< 2 Corinthians 6 >
1 And working together [with him] we entreat also that ye receive not the grace of God in vain
En wij, als medearbeidende, bidden u ook, dat gij de genade Gods niet tevergeefs moogt ontvangen hebben.
2 (for he saith, At an acceptable time I hearkened unto thee, And in a day of salvation did I succour thee: behold, now is the acceptable time; behold, now is the day of salvation):
Want Hij zegt: In den aangenamen tijd heb Ik u verhoord, en in den dag der zaligheid heb Ik u geholpen. Ziet, nu is het de welaangename tijd, ziet, nu is het de dag der zaligheid!
3 giving no occasion of stumbling in anything, that our ministration be not blamed;
Wij geven geen aanstoot in enig ding, opdat de bediening niet gelasterd worde.
4 but in everything commending ourselves, as ministers of God, in much patience, in afflictions, in necessities, in distresses,
Maar wij, als dienaars van God, maken onszelven in alles aangenaam, in vele verdraagzaamheid, in verdrukkingen, in noden, in benauwdheden,
5 in stripes, in imprisonments, in tumults, in labours, in watchings, in fastings;
In slagen, in gevangenissen, in beroerten, in arbeid, in waken, in vasten,
6 in pureness, in knowledge, in longsuffering, in kindness, in the Holy Ghost, in love unfeigned,
In reinheid, in kennis, in lankmoedigheid, in goedertierenheid, in den Heiligen Geest, in ongeveinsde liefde.
7 in the word of truth, in the power of God; by the armour of righteousness on the right hand and on the left,
In het woord der waarheid, in de kracht van God, door de wapenen der gerechtigheid aan de rechter- en aan de linkerzijde;
8 by glory and dishonour, by evil report and good report; as deceivers, and [yet] true;
Door eer en oneer, door kwaad gerucht en goed gerucht; als verleiders, en nochtans waarachtigen;
9 as unknown, and [yet] well known; as dying, and behold, we live; as chastened, and not killed;
Als onbekenden, en nochtans bekend; als stervenden, en ziet, wij leven; als getuchtigd, en niet gedood;
10 as sorrowful, yet alway rejoicing; as poor, yet making many rich; as having nothing, and [yet] possessing all things.

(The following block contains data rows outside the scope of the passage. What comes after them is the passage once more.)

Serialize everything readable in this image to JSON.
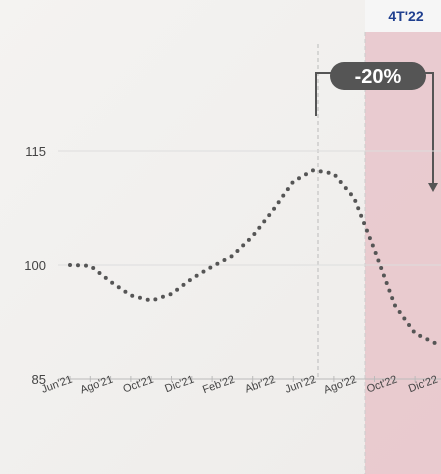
{
  "chart_data": {
    "type": "line",
    "categories": [
      "Jun'21",
      null,
      "Ago'21",
      null,
      "Oct'21",
      null,
      "Dic'21",
      null,
      "Feb'22",
      null,
      "Abr'22",
      null,
      "Jun'22",
      null,
      "Ago'22",
      null,
      "Oct'22",
      null,
      "Dic'22"
    ],
    "series": [
      {
        "name": null,
        "color": "#555555",
        "values": [
          100,
          99.9,
          97.8,
          96,
          95.3,
          96.2,
          98.2,
          99.8,
          101.2,
          103.8,
          107.2,
          111,
          112.5,
          112,
          108.8,
          102,
          94.7,
          91,
          89.7
        ]
      }
    ],
    "ylim": [
      85,
      125
    ],
    "yticks": [
      85,
      100,
      115
    ],
    "grid": true,
    "period_label": "4T'22",
    "change_label": "-20%"
  }
}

Als droevig zijnde, doch altijd blijde; als arm, doch velen rijk makende; als niets hebbende, en nochtans alles bezittende.
11 Our mouth is open unto you, O Corinthians, our heart is enlarged.
Onze mond is opengedaan tegen u, o Korinthiers, ons hart is uitgebreid.
12 Ye are not straitened in us, but ye are straitened in your own affections.
Gij zijt niet nauw in ons, maar gij zijt nauw in uw ingewanden.
13 Now for a recompense in like kind (I speak as unto [my] children), be ye also enlarged.
Nu, om dezelfde vergelding te doen, (ik spreek als tot mijn kinderen) zo wordt gij ook uitgebreid.
14 Be not unequally yoked with unbelievers: for what fellowship have righteousness and iniquity? or what communion hath light with darkness?
Trekt niet een ander juk aan met de ongelovigen; want wat mededeel heeft de gerechtigheid met de ongerechtigheid, en wat gemeenschap heeft het licht met de duisternis?
15 And what concord hath Christ with Belial? or what portion hath a believer with an unbeliever?
En wat samenstemming heeft Christus met Belial, of wat deel heeft de gelovige met den ongelovige?
16 And what agreement hath a temple of God with idols? for we are a temple of the living God; even as God said, I will dwell in them, and walk in them; and I will be their God, and they shall be my people.
Of wat samenvoeging heeft de tempel Gods met de afgoden? Want gij zijt de tempel des levenden Gods; gelijkerwijs God gezegd heeft: Ik zal in hen wonen, en Ik zal onder hen wandelen; en Ik zal hun God zijn, en zij zullen Mij een Volk zijn.
17 Wherefore Come ye out from among them, and be ye separate, saith the Lord, And touch no unclean thing; And I will receive you,
Daarom gaat uit het midden van hen, en scheidt u af, zegt de Heere, en raakt niet aan hetgeen onrein is, en Ik zal ulieden aannemen.
18 And will be to you a Father, And ye shall be to me sons and daughters, saith the Lord Almighty.
En Ik zal u tot een Vader zijn, en gij zult Mij tot zonen en dochteren zijn, zegt de Heere, de Almachtige.